Evolution is what we need in politics – Change to the Alternative Vote
What is it that creates such anger and scaremongering in the press about the Alternative Vote?
We have a once in a lifetime opportunity to pass judgment on our current voting system and consider whether it might not be improved by allowing us to cast our votes more honestly.
It’s not a vote for a revolution; only for a small, evolutionary change. We hardly ever get consulted about these things, and it’s only thanks to producing a hung Parliament that we have the opportunity next week.

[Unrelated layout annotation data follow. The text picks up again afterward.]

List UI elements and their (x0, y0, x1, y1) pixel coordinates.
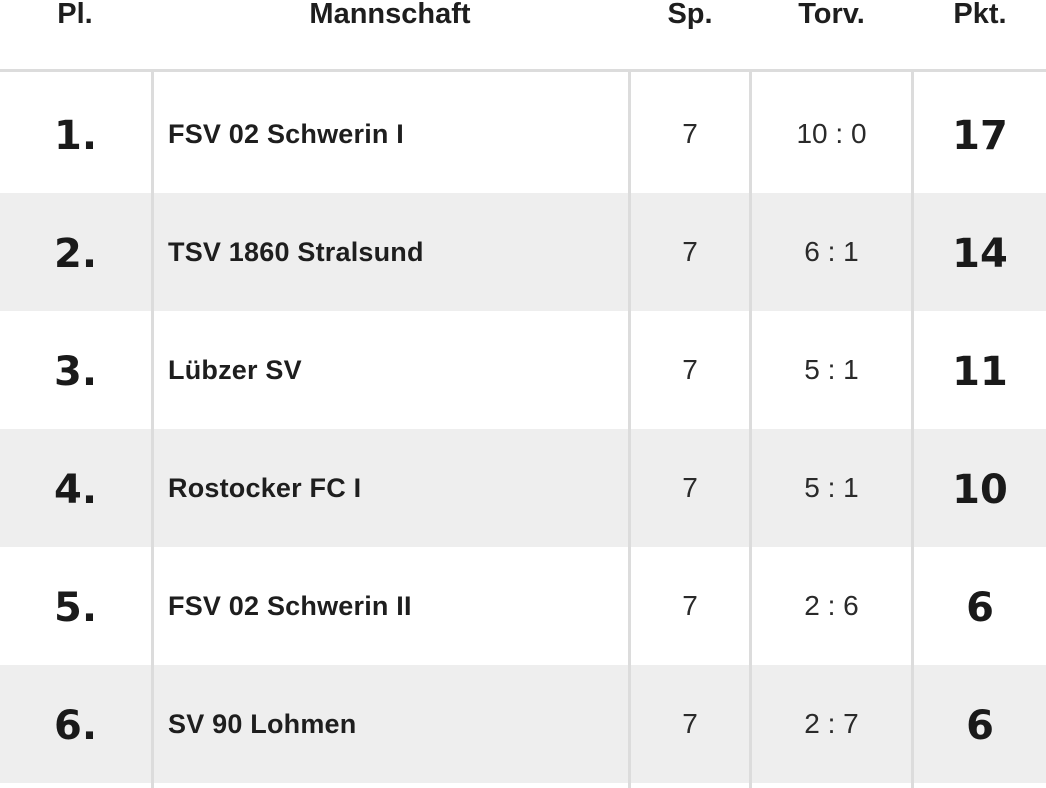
header-place: Pl. (57, 0, 93, 30)
points-cell: 14 (952, 231, 1008, 277)
goals-cell: 2 : 7 (804, 708, 859, 739)
team-cell: FSV 02 Schwerin I (168, 118, 404, 149)
table-row: 4. Rostocker FC I 7 5 : 1 10 (0, 429, 1046, 547)
table-row: 6. SV 90 Lohmen 7 2 : 7 6 (0, 665, 1046, 783)
column-divider (628, 72, 631, 788)
place-cell: 5. (53, 585, 98, 631)
place-cell: 2. (53, 231, 98, 277)
place-cell: 4. (53, 467, 98, 513)
place-cell: 6. (53, 703, 98, 749)
column-divider (749, 72, 752, 788)
points-cell: 6 (966, 585, 994, 631)
team-cell: TSV 1860 Stralsund (168, 236, 424, 267)
games-cell: 7 (682, 118, 698, 149)
table-row: 1. FSV 02 Schwerin I 7 10 : 0 17 (0, 75, 1046, 193)
team-cell: SV 90 Lohmen (168, 708, 357, 739)
team-cell: Lübzer SV (168, 354, 302, 385)
header-team: Mannschaft (309, 0, 471, 30)
games-cell: 7 (682, 708, 698, 739)
goals-cell: 5 : 1 (804, 472, 859, 503)
games-cell: 7 (682, 472, 698, 503)
column-divider (151, 72, 154, 788)
standings-table-body: 1. FSV 02 Schwerin I 7 10 : 0 17 2. TSV … (0, 75, 1046, 783)
place-cell: 1. (53, 113, 98, 159)
table-row: 5. FSV 02 Schwerin II 7 2 : 6 6 (0, 547, 1046, 665)
standings-table-header: Pl. Mannschaft Sp. Torv. Pkt. (0, 0, 1046, 72)
header-games: Sp. (667, 0, 713, 30)
goals-cell: 6 : 1 (804, 236, 859, 267)
team-cell: Rostocker FC I (168, 472, 362, 503)
place-cell: 3. (53, 349, 98, 395)
points-cell: 10 (952, 467, 1008, 513)
points-cell: 6 (966, 703, 994, 749)
goals-cell: 10 : 0 (796, 118, 867, 149)
points-cell: 17 (952, 113, 1008, 159)
games-cell: 7 (682, 236, 698, 267)
table-row: 3. Lübzer SV 7 5 : 1 11 (0, 311, 1046, 429)
header-points: Pkt. (953, 0, 1007, 30)
goals-cell: 2 : 6 (804, 590, 859, 621)
table-row: 2. TSV 1860 Stralsund 7 6 : 1 14 (0, 193, 1046, 311)
team-cell: FSV 02 Schwerin II (168, 590, 412, 621)
header-goals: Torv. (798, 0, 865, 30)
points-cell: 11 (952, 349, 1008, 395)
goals-cell: 5 : 1 (804, 354, 859, 385)
column-divider (911, 72, 914, 788)
games-cell: 7 (682, 590, 698, 621)
games-cell: 7 (682, 354, 698, 385)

Alternative Voting means all MPs would have the support of a majority of their voters. Compare that with the 2010 election when two thirds of MPs lacked majority support, the highest figure in British political history. How can that be acceptable?
Alternative Voting System Explained:
- There is no need to redraw constituency boundaries
- It penalises extremist parties who are unlikely to gain many second-preference votes
- It eliminates the need for tactical voting, so you can vote without fear of wasting your vote.
- It encourages candidates to chase second- and third-preferences, which lessens the need for negative campaigning – don’t we all get fed up with that – as a candidate doesn’t want to alienate the supporters of another candidate whose second preferences they want.
AV is alive and active in many areas of our lives already:
- Leadership elections for Labour and Liberal Democrats
- Elections for UK parliamentary officials including Select Committee Chairs
- Elections for the Academy Award for Best Picture
- Australian House of Representatives
- Millions of people in membership organisations, businesses and trade unions internal elections
- Most Student Union elections
- Irish Presidential election
- Numerous American City, Mayoral and district elections
AV is the best system when you’re out to elect a single winner.
If you don’t bother to vote next week you should never again complain about the political system. If you are swayed by the scaremongering of the No vote camp, we don’t deserve to think of ourselves as intelligent citizens.
So please, turn out and vote. Make your vote count. Decide on the facts, not the frenzy. Go for fairness, transparency and greater democracy.